About HOMEMADE FOR SALE
From pies to pickles, wedding cakes to granola, preserves to decorated cookies, fledgling food entrepreneurs now have the freedom to earn, producing non-hazardous foods in their home kitchen. Homemade for Sale provides a clear roadmap to go from idea and recipe to final product.
Widely known as “cottage food legislation,” every state in the US except for New Jersey and various Canadian provinces currently have varying forms of laws that encourage home-cooks to create and sell to the public specific, “non-hazardous” food items, often defined as those that are high-acid, like pickles, or low moisture, like breads.
Key topics covered in Homemade for Sale include:
• Product development and testing
• Organizing your kitchen
• Marketing and developing your niche
• Packaging and labeling
• Advertising and public relations
• Structuring your business
• Bookkeeping for your enterprise
• Managing liability, risk and government regulations
• Scaling up or staying small
To make the book as accessible and inspirational as possible to the widest audience possible, Homemade for Sale features ten “story profiles” of cottage food start-ups addressing real life challenges while sharing practical advice and opportunities. Every major cottage food category and direct sales channel is represented, including decorative cookies, wedding cakes, pickles, preserves, cookies and salsas.

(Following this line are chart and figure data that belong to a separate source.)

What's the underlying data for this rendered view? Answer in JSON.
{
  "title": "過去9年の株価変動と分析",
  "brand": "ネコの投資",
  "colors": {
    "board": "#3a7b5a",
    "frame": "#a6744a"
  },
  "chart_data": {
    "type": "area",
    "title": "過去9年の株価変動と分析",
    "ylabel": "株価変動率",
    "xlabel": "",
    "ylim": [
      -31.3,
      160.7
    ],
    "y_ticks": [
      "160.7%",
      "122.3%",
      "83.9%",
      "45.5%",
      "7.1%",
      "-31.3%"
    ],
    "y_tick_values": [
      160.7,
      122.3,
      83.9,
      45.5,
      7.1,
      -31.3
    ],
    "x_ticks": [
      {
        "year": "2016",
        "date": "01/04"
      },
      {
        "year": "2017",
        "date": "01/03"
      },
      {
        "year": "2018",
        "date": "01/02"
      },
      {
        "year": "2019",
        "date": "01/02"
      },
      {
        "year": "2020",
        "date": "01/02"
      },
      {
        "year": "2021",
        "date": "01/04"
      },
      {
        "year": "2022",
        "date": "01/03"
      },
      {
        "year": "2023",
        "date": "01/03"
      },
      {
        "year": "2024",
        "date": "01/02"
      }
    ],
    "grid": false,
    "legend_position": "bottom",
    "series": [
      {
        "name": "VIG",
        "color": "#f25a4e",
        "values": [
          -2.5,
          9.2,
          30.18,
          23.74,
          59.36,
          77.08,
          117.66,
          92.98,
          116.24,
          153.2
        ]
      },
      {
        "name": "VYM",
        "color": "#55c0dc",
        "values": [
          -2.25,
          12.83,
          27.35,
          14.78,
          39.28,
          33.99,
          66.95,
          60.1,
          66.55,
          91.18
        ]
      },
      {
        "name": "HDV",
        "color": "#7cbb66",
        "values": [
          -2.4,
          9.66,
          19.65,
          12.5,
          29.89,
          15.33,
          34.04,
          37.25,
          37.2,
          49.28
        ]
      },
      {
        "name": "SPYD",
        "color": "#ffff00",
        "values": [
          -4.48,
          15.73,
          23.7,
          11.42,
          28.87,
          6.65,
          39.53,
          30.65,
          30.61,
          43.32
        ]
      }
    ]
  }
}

From “Buy Local” to “Small Business Saturdays,” from slow food to fancy food, from farm-to-fork to hand-made artisan breads, more people than ever are demanding real food made with real ingredients by real people – not by machines in factories, the same way they make cars or computers. Homemade for Sale gets you started, organized and cooking for your customers, creating items that by their very nature are small batch, fresh, unique and specialized.
Here’s the simple and encouraging fact for home-kitchen-based entrepreneurs: You can’t fail in the traditional business sense. Since most of these entrepreneurs avoid taking on debt to launch their home enterprise, start-up expenses are negligible. Most already own everything in their home kitchen that’s needed to bring their products to market.